France / Paris

The Opera Quarter

Opéra National de Paris – Palais Garnier

Place de l'Opéra, 75009 Paris, France

Synagogue de la Victoire

44 Rue de la Victoire, 75009 Paris, France

Synagogue Buffault

28 Rue Buffault, 75009 Paris, France

Opéra Garnier by Marc Chagall © David Stanley – Flickr

In addition to its architecture and activities, the  Opéra de Paris (or Palais Garnier) is notable for its extraordinary ceiling painted by Marc Chagall in 1964.

Not far from here, in a room at Hôtel de Castille (37 rue Cambon), Theodor Herzl wrote The Jewish State. This was the founding work of political Zionism, which bore fruit some fifty years later in the proclamation of the State of Israel.

The synagogue on rue de la Victoire is the biggest in Paris. This is where the Jewish community’s official ceremonies are held. Consecrated on September 9 1974, it was, according to the original design, supposed to to have an entrance on rue Ollivier (today’s rue de Châteaudun). However, on the advice of her confessor, Mgr. Bernard Bauer, a Hungarian of Jewish origin, Empress Eugénie opposed this idea: the Grande Synagogue de Paris must not open onto a main thoroughfare !

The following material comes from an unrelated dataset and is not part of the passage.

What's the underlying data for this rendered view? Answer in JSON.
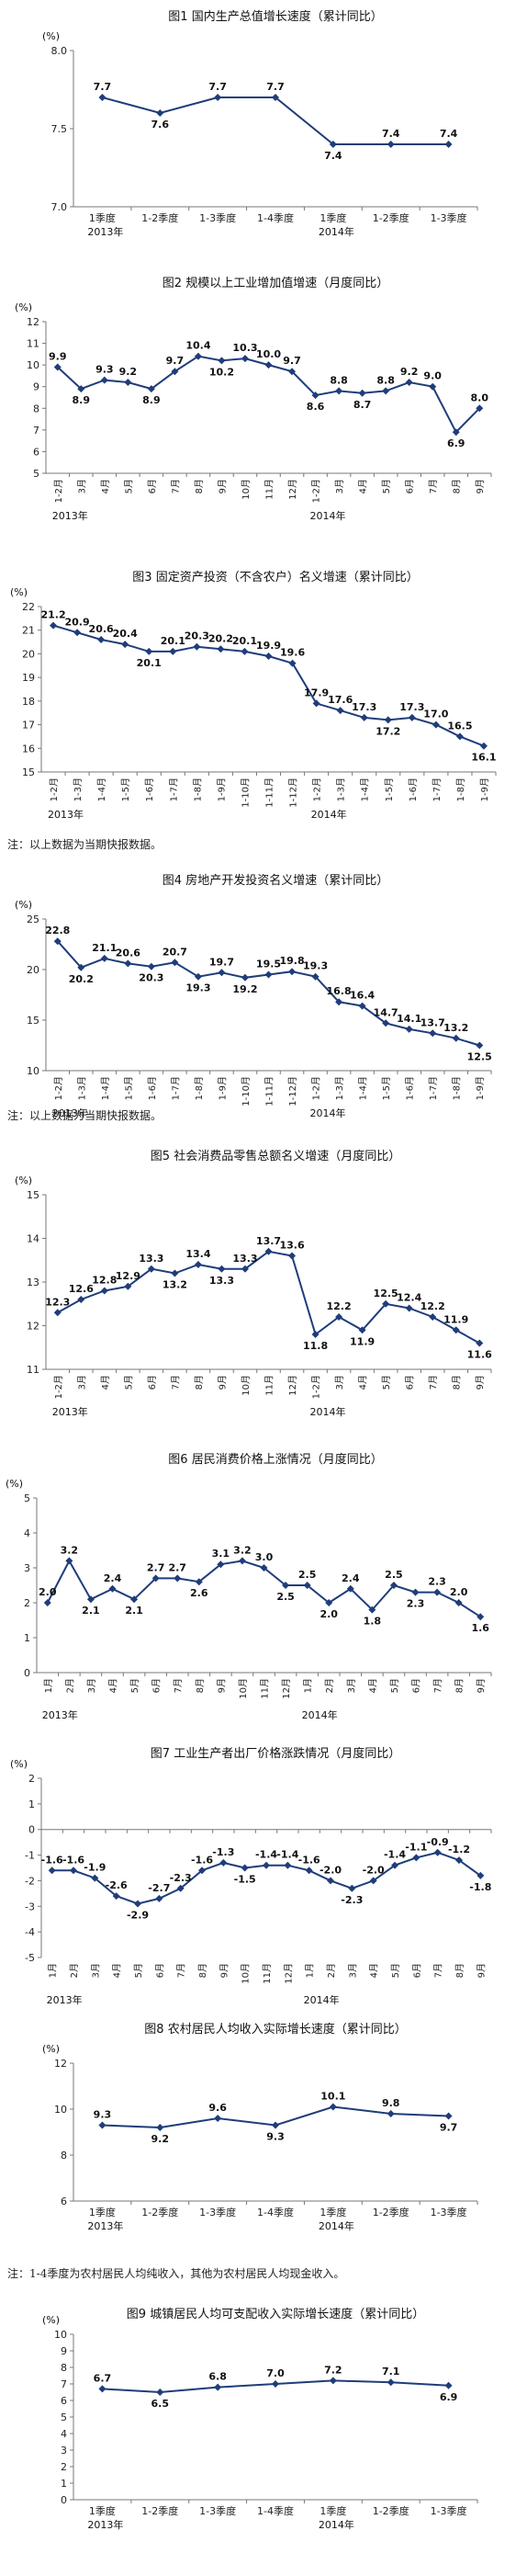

The synagogue was built to plans by the head architect of the City of Paris, Adrolphe, who was himself a Jew. The overall conception is a rather florid Romanesque, with Moorish echoes. Outside, the main facade is forty-three yards high. On it, the Hebrew inscription under the two Tablets of the Law reads: “My house shall be called the house of prayer for all peoples”. Inside, the large prayer hall and the five arches are flanked by two galleries. The upper gallery was designed purely for architectural  effect. Nowadays, though, it can be used to hold worshippers during major celebrations, this increasing the synagogue’s capacity.

The building, which is thirty-four yards high to the keystone, is fifty-two yards long and thirty-three wide. Its only decoration is twelve stained-glass windows by Lusson, Lefèvre, and Oudinot representing the symbols of the biblical Twelve Tribes.

The Tsarphat

During the early planning stage in 1850, the synagogue on rue de la Victoire was intended to house a unique French rite, the Tsarphat, a single liturgy combining Portuguese chants and Alsatian pronunciation. This generous idea caused no end of debate. In 1866, a report by the consistory noted that ‘The construction of the temple on rue de la Victoire will make it possible to fulfill the oft-expressed wishes of our coreligionists from the German rite and the Portuguese rite, namely to meet in a shared-sanctuary, in a word to establish there a unified rite that is so desirable in every way”.

The war with Prussia in 1870 delayed the project. Finally, on 17 May 1874, Zadoc Kahn, the grand rabbi of France, brought together 150 Sephardic notables, who, after a debate, firmly rejected the idea. The synagogue on rue de la Victoire would thus become an Ashkenazic temple. However prayers were still spoken “in the oriental manner” for another fifteen years; they had not given up all hope of fusion.

In 1874 the leaders of the Portuguese Jewish community refused the fusion of Sephardic and Ashkenazic  rites and, at the same time, decided to build their own temple. To this end, a non-trading stockholders’ company was set up by Jews from Bayonne , Comtat Venaissin, and the Ottoman Empire with a view to buying land and financing construction. The architect Stanislas Ferrand was entrusted with the design. The resulting  synagogue, on rue Buffault, was consecrated on 3 September 1877. The facade is twenty eight yards high. On it, the following lines from Deuteronomy are written in Hebrew: “Blessed are you when you come in, and blessed are you when you go out”. Inside, the gallery is supported by six marble columns. The arches around the keystone form the Tablets of the Law and have biblical names inscribed on them. At the center of the prayer hall, a large seven-branch candelabrum stands on the altar. To the rear, a large staircase with a wrought iron balustrade leads to the cupboard that houses the Torah scrolls. Above the cupboard, emerging from sculpted stone clouds, are the Tablets of the Law.